初めて語った両親の無理心中…。保阪6歳の時だ。
お墓のそばに小さい石を積み重ねた。そして、
「もう決して泣かない」
と、涙を幼心の中で封印した。以後、静岡の菩提寺に、月命日のお参りは欠かさなかった。
東京でのお寺への関わりも続け、1年ほど前、熊本の真言宗のお寺を知り、ずっと修学を続け、ついに“得度”を決意するのだ。
保阪の“信じること”への気持ちの傾斜は小さい時から養われていたことはよく分かる。また、自分ひとりで今日があるわけではない。周りのたくさんの人に支えられ、助けられて今がある…。
「不良になっても不思議はなかった自分が今人前で仕事をしている。何か、世の中にお返しをしたい」
両親が亡くなった26歳〜27歳、その年を自分が超えた時から、ずっと考えるようになったという。それが、熊本のお寺を知ることで、更に強まった。
「女性のお坊さんなんですが、自閉症の方、パニック症候群の方、そして自殺未遂をした人など、色んな方々が訪れ、救われています。

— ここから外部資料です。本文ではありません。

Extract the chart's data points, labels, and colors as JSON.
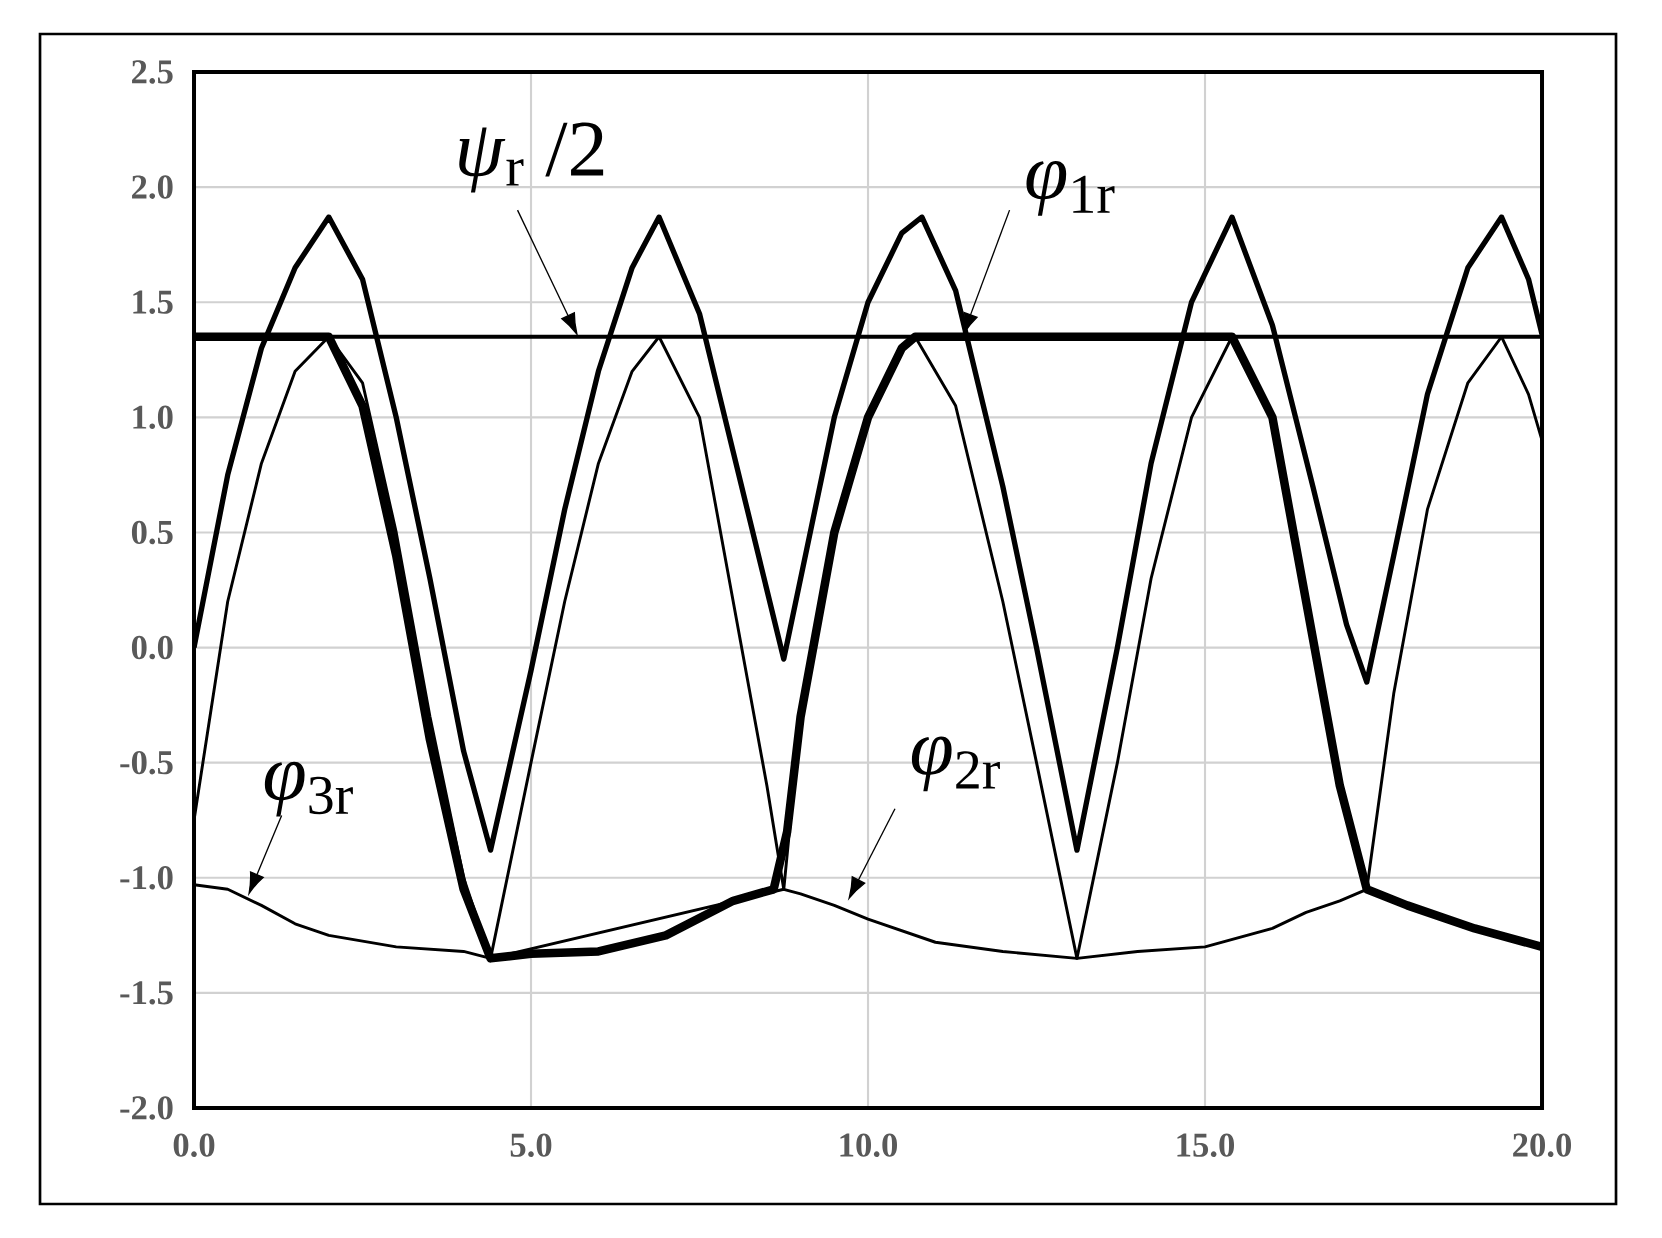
{
  "chart_data": {
    "type": "line",
    "xlim": [
      0,
      20
    ],
    "ylim": [
      -2,
      2.5
    ],
    "xticks": [
      {
        "value": 0,
        "label": "0.0"
      },
      {
        "value": 5,
        "label": "5.0"
      },
      {
        "value": 10,
        "label": "10.0"
      },
      {
        "value": 15,
        "label": "15.0"
      },
      {
        "value": 20,
        "label": "20.0"
      }
    ],
    "yticks": [
      {
        "value": -2,
        "label": "-2.0"
      },
      {
        "value": -1.5,
        "label": "-1.5"
      },
      {
        "value": -1,
        "label": "-1.0"
      },
      {
        "value": -0.5,
        "label": "-0.5"
      },
      {
        "value": 0,
        "label": "0.0"
      },
      {
        "value": 0.5,
        "label": "0.5"
      },
      {
        "value": 1,
        "label": "1.0"
      },
      {
        "value": 1.5,
        "label": "1.5"
      },
      {
        "value": 2,
        "label": "2.0"
      },
      {
        "value": 2.5,
        "label": "2.5"
      }
    ],
    "grid": true,
    "marker": "none",
    "line_style": "solid",
    "series": [
      {
        "color": "#000000",
        "x": [
          0,
          0.5,
          1,
          1.5,
          2.0,
          2.5,
          3,
          3.5,
          4,
          4.4,
          5,
          5.5,
          6,
          6.5,
          6.9,
          7.5,
          8,
          8.5,
          8.75,
          9,
          9.5,
          10,
          10.5,
          10.8,
          11.3,
          12,
          12.5,
          13.1,
          13.7,
          14.2,
          14.8,
          15.4,
          16,
          16.6,
          17.1,
          17.4,
          17.8,
          18.3,
          18.9,
          19.4,
          19.8,
          20
        ],
        "values": [
          0.0,
          0.75,
          1.3,
          1.65,
          1.87,
          1.6,
          1.0,
          0.3,
          -0.45,
          -0.88,
          -0.1,
          0.6,
          1.2,
          1.65,
          1.87,
          1.45,
          0.85,
          0.25,
          -0.05,
          0.3,
          1.0,
          1.5,
          1.8,
          1.87,
          1.55,
          0.7,
          0.0,
          -0.88,
          0.0,
          0.8,
          1.5,
          1.87,
          1.4,
          0.7,
          0.1,
          -0.15,
          0.4,
          1.1,
          1.65,
          1.87,
          1.6,
          1.36
        ]
      },
      {
        "color": "#000000",
        "x": [
          0,
          2.0,
          2.5,
          3,
          3.5,
          4,
          4.4,
          5,
          6,
          7,
          8,
          8.6,
          8.8,
          9,
          9.5,
          10,
          10.5,
          10.7,
          15.4,
          16,
          16.5,
          17,
          17.4,
          18,
          19,
          20
        ],
        "values": [
          1.35,
          1.35,
          1.05,
          0.4,
          -0.4,
          -1.05,
          -1.35,
          -1.33,
          -1.32,
          -1.25,
          -1.1,
          -1.05,
          -0.8,
          -0.3,
          0.5,
          1.0,
          1.3,
          1.35,
          1.35,
          1.0,
          0.2,
          -0.6,
          -1.05,
          -1.12,
          -1.22,
          -1.3
        ]
      },
      {
        "color": "#000000",
        "x": [
          0,
          0.5,
          1,
          1.5,
          2.0,
          2.5,
          3,
          3.5,
          4,
          4.4,
          5,
          5.5,
          6,
          6.5,
          6.9,
          7.5,
          8,
          8.5,
          8.75,
          9,
          9.5,
          10,
          10.5,
          10.7,
          11.3,
          12,
          12.5,
          13.1,
          13.7,
          14.2,
          14.8,
          15.4,
          16,
          16.5,
          17,
          17.4,
          17.8,
          18.3,
          18.9,
          19.4,
          19.8,
          20
        ],
        "values": [
          -0.75,
          0.2,
          0.8,
          1.2,
          1.35,
          1.15,
          0.5,
          -0.3,
          -1.0,
          -1.35,
          -0.5,
          0.2,
          0.8,
          1.2,
          1.35,
          1.0,
          0.2,
          -0.6,
          -1.05,
          -0.3,
          0.5,
          1.0,
          1.3,
          1.35,
          1.05,
          0.2,
          -0.5,
          -1.35,
          -0.5,
          0.3,
          1.0,
          1.35,
          1.0,
          0.2,
          -0.6,
          -1.05,
          -0.2,
          0.6,
          1.15,
          1.35,
          1.1,
          0.9
        ]
      },
      {
        "color": "#000000",
        "x": [
          0,
          0.5,
          1,
          1.5,
          2,
          3,
          4,
          4.4,
          8.75,
          9,
          9.5,
          10,
          11,
          12,
          13.1,
          14,
          15,
          16,
          16.5,
          17,
          17.4
        ],
        "values": [
          -1.03,
          -1.05,
          -1.12,
          -1.2,
          -1.25,
          -1.3,
          -1.32,
          -1.35,
          -1.05,
          -1.07,
          -1.12,
          -1.18,
          -1.28,
          -1.32,
          -1.35,
          -1.32,
          -1.3,
          -1.22,
          -1.15,
          -1.1,
          -1.05
        ]
      }
    ],
    "ref_lines": [
      {
        "axis": "y",
        "value": 1.35,
        "color": "#000000"
      }
    ],
    "annotations": [
      {
        "text": "*ψ*$_{r}$ /2",
        "x": 5.7,
        "y": 1.35
      },
      {
        "text": "*φ*$_{1r}$",
        "x": 11.4,
        "y": 1.35
      },
      {
        "text": "*φ*$_{3r}$",
        "x": 0.8,
        "y": -1.08
      },
      {
        "text": "*φ*$_{2r}$",
        "x": 9.7,
        "y": -1.1
      }
    ]
  }
}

社会に向かって生きていけない人たち、そんな人たちの支えに、そのお坊さんはなっているんです」
保阪は絶大な影響を受けた。そして、
「自分も、ただ信者だけでなく、修行して、そして、困っている人たちの相談相手になりたい。支えになりたい、助けたい…そう思うようになったんです」
出家する決意を熱く私に語った保阪。
芸能界を引退するわけではない。
「精神的立ち位置は仏門に、仕事の顔はタレントとして続けていきます。雑誌、ケータイサイトなどの相談コーナーもできればと考えてます。
4月12日、得度式は行なわれる――。